116 Für das Beschwerdeverfahren war der Geschäftswert bis zur Erledigung wie folgt festzusetzen:
117 aa.) Anfechtung der Jahresabrechnung 2004/2005
20 % aus 17.083,94 EUR
gerundet
3.416 EUR
bb.) Entlastung
1.000 EUR
cc.) Wirtschaftsplan 2005/2006
20 % aus 17.083,94 EUR
gerundet
3.416 EUR
ee.) Anfechtung der Jahresabrechnung 2005/2006
20 % aus 17.968 EUR
gerundet
3.993 EUR
ff.) Entlastung
1.000 EUR
gg.) Wiederwahl Verwalter 5 x 2.143,68 EUR
10.715 EUR
Gesamt
23.540 EUR
118 und ab Erledigung
119 aa.) Anfechtung der Jahresabrechnung 2004/2005
20 % aus 17.083,94 EUR
gerundet
3.416 EUR
bb.) Entlastung
1.000 EUR
ee.) Anfechtung der Jahresabrechnung 2005/2006
20 % aus 17.968 EUR
gerundet
3.993 EUR
ff.) Entlastung
1.000 EUR
gg.) Wiederwahl Verwalter 5 x 2.143,68 EUR
10.715 EUR
und anteilige Kosten für erledigten Teil
376 EUR
Gesamt
20.500 EUR
120 Zur Begründung des Geschäftswertes im Einzelnen:
121 Zu aa und ee:
122 Wird der Beschluss über die Jahresabrechnung angefochten, so ist zunächst von dem Gesamtvolumen auszugehen. Als Geschäftswert ist aber
jedenfalls dann, wenn keine konkreten Beanstandungen erhoben werden, nur ein Bruchteil festzusetzen; nach der Rechtsprechung des
BayObLG in der Regel 1/5 bis 1/4 (BayObLG WE 1997,392,393; WE 1999,197,198). Das BayObLG setzt dann die Summe der zuletzt
erhobenen Einzelbeanstandungen zuzüglich ca. 20 % des Gesamtvolumens der Jahresabrechnung an (zuletzt BayObLG WuM 2003, 413 =
ZMR 2003, 692 unter Hinweis BayObLG WE 1990, 62/63; Niedenführ/Schulze WEG 6. Aufl. § 48 Rn. 40; so schon Kammer Beschluss vom
12.09.1999 6 T 114/99 W =12 WEG UR II 2/99; AG Konstanz; Beschluss vom 23.04.1999 6 T 55/99 Wie 13 WEG UR II 71/98 AG Konstanz). Bei
einem Volumen von ca. 17.083 bzw. 17.968 EUR und angesichts der erheblichen Einzelbeanstandungen ist der Geschäftswert mit jeweils 20 %
anzusetzen.
123 Zu cc
124 Hier gelten die entsprechenden Erwägungen wie bei der Abrechnung, so dass der Geschäftswert hier auch auf 20 % des Volumens
festzusetzen war. Nach Erledigung im Beschwerdeverfahren war der Geschäftswert zu reduzieren und nur noch nach den anteiligen
Verfahrenskosten festzusetzen (376 EUR).
125 Zu bb und ff - Entlastung
126 Angesichts der Größe der Gemeinschaft setzte die Kammer den Wert auf 1.000 EUR jeweils an (so auch KG, Z; MR 2006, 224; aA OLG
München NZM 2006, 587; ZWE 2002, 272,273 - jeweils 500 EUR; BGH WE 1991,132 - 2.5000 EUR).

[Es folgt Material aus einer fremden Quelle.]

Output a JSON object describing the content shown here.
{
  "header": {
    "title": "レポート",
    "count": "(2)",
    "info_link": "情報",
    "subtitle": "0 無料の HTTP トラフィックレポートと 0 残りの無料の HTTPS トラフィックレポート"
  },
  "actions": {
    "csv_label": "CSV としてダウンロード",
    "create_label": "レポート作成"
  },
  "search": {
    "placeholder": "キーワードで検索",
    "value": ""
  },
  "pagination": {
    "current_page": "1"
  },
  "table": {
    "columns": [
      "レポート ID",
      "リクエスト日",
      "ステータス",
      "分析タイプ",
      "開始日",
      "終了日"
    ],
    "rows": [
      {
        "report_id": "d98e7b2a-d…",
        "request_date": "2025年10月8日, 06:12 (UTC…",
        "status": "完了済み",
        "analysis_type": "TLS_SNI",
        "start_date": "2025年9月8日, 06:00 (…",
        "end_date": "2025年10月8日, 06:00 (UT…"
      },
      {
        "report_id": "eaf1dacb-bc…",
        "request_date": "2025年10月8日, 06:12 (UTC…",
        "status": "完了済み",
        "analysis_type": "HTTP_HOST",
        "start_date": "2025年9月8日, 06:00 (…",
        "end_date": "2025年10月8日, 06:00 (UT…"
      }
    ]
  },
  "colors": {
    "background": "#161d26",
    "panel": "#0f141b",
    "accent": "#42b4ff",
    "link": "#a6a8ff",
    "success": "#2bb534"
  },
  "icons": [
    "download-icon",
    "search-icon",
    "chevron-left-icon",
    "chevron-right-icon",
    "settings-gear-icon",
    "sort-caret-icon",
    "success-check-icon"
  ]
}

127 Zu gg - Wiederwahl Verwalterin
128 Der Gegenstandwert richtet sich nach der für die fragliche Zeit der Wiederwahl zu entrichtenden Verwaltervergütung (OLG Frankfurt, Beschluss
vom 24.08.2006 - 20 W 215/06 OLG Zweibrücken ZMR 1999, 663).